Korean Reviews Reviews

Documentary Review: The 2nd Repatriation (2022) by Kim Dong-won

"Family or unification?"

Politics is unwieldy, stubborn and so are ideologies. They can be cold, cutting and resistant to change. But not people. People are different. They could be, to a certain extent, a receptacle of the things they believe in. But they can also be more than that. They could be a collection of fights, desires, frailties.

“The 2nd Repatriation” shows this via chronicling the moments and realizations that uncoverted long-term prisoners had while waiting for the chance to be sent back to North Korea. They have been called uncoverted as they refused to renounce the state's ideology.  Prior to them, 63 others have already been able to return to Pyongyang, a momentous event that Kim did a deep dive on in “Repatriation,” his first documentary on the same issue, released in 2003. 

For his follow-up documentary, however, Dong-won did not only lend a historical context to the complex issue, he also entwined very personal aspects of the subject and even of himself. The approach made the waiting for the second repatriation akin to an epitasis, one that meanders with various meanings and extends intricate answers to very important questions such as this one – why hasn't the second repatriation taken place after all these years? 

Geopolitics, deep-seated, lingering social cynicism and a lack of policy reciprocity have kept it from happening, definitely. But while it is to be expected that these institutional and social factors would be touched on and unpacked, what makes Kim's documentary more rich and insightful is its effortless probing of the very human considerations of the prisoners, developments and deviations that have resulted into their own shift in perspectives. It is not only the external barriers and political expediencies that have stopped them from going home – it's their changing definition of home and purpose too, to a certain extent, which have kept them from going back.

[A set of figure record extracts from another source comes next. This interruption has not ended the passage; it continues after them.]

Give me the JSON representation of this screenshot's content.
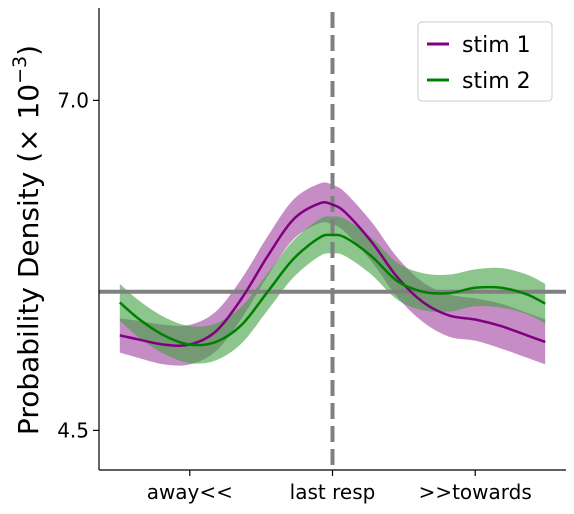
{
  "chart_data": {
    "type": "line",
    "ylabel": "Probability Density (× 10",
    "ylabel_exponent": "−3",
    "ylabel_suffix": ")",
    "ylim": [
      4.2,
      7.7
    ],
    "yticks": [
      {
        "value": 4.5,
        "label": "4.5"
      },
      {
        "value": 7.0,
        "label": "7.0"
      }
    ],
    "xlim": [
      -0.9,
      0.9
    ],
    "xticks": [
      {
        "value": -0.55,
        "label": "away<<"
      },
      {
        "value": 0.0,
        "label": "last resp"
      },
      {
        "value": 0.55,
        "label": ">>towards"
      }
    ],
    "hline": {
      "value": 5.55,
      "color": "#808080"
    },
    "vline": {
      "value": 0.0,
      "color": "#808080",
      "style": "dashed"
    },
    "legend": {
      "placement": "top-right"
    },
    "series": [
      {
        "name": "stim 1",
        "color": "#800080",
        "band_color": "#a040a0",
        "x": [
          -0.82,
          -0.75,
          -0.65,
          -0.55,
          -0.45,
          -0.35,
          -0.25,
          -0.15,
          -0.05,
          0.0,
          0.05,
          0.15,
          0.25,
          0.35,
          0.45,
          0.55,
          0.65,
          0.75,
          0.82
        ],
        "y": [
          5.22,
          5.19,
          5.15,
          5.15,
          5.25,
          5.5,
          5.82,
          6.1,
          6.22,
          6.21,
          6.15,
          5.93,
          5.66,
          5.47,
          5.37,
          5.34,
          5.29,
          5.22,
          5.17
        ],
        "err": [
          0.13,
          0.14,
          0.15,
          0.15,
          0.15,
          0.15,
          0.15,
          0.15,
          0.15,
          0.15,
          0.15,
          0.15,
          0.15,
          0.15,
          0.16,
          0.16,
          0.17,
          0.17,
          0.17
        ]
      },
      {
        "name": "stim 2",
        "color": "#008000",
        "band_color": "#40a040",
        "x": [
          -0.82,
          -0.75,
          -0.65,
          -0.55,
          -0.45,
          -0.35,
          -0.25,
          -0.15,
          -0.05,
          0.0,
          0.05,
          0.15,
          0.25,
          0.35,
          0.45,
          0.55,
          0.65,
          0.75,
          0.82
        ],
        "y": [
          5.47,
          5.35,
          5.22,
          5.15,
          5.17,
          5.3,
          5.55,
          5.8,
          5.96,
          5.98,
          5.96,
          5.82,
          5.63,
          5.55,
          5.54,
          5.58,
          5.58,
          5.53,
          5.46
        ],
        "err": [
          0.14,
          0.14,
          0.14,
          0.14,
          0.14,
          0.14,
          0.14,
          0.14,
          0.14,
          0.14,
          0.14,
          0.14,
          0.14,
          0.14,
          0.14,
          0.14,
          0.15,
          0.15,
          0.15
        ]
      }
    ]
  }
}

Kim's storytelling places the viewers in the environs and headspace of the subjects, most particularly that of Kim Young-Shik, who has been imprisoned for 27 years and has already reached his 80s waiting for the second repatriation to happen. The director's camera follows the affable, articulate but intrepid man as he tends to the plants in The House of Gathering, a place in Seoul where unconverted long-term prisoners like him stay. He captures his stints in the public transportation where he walks to and from inside the train and conducts a one-man protest of sorts against the national security law. The visuals and the encounters are all so raw, as Young-shik gets spited by some of the passengers, telling him that he doesn't know what he's talking about, calling for the abolition of the said law when he has not experienced the same suffering they had under Communist rule. 

What's interesting is that the director gets a similar criticism from Young-shik himself for his previous film. While “Repatriation” talks in length about their experiences, the octogenarian describes the documentary as incomplete if not shallow, as it did not explore the causes of the Korean War and the failed attempts behind the unification of North and South Korea. He sees it as a very detached scrutiny of an aspiration the documentary filmmaker does not have a personal investment on. This is where Kim shifts the setting and the conversation to his own history, a story of a family which did experience Communism, has roots in North Korea and has ambitions and goals that were shaped and defined by it. 

The documentary then transforms into an inviting introspection while still serving as a fiery critique of local and foreign politics and of the society as a whole, even of the Jeonju International Film Festival, which has given “The 2nd Repatriation” the best documentary award. “The 2nd Repatriation” is a very unpretentious, personal take on a divisive issue, with the division palpable not only between the states but also within oneself.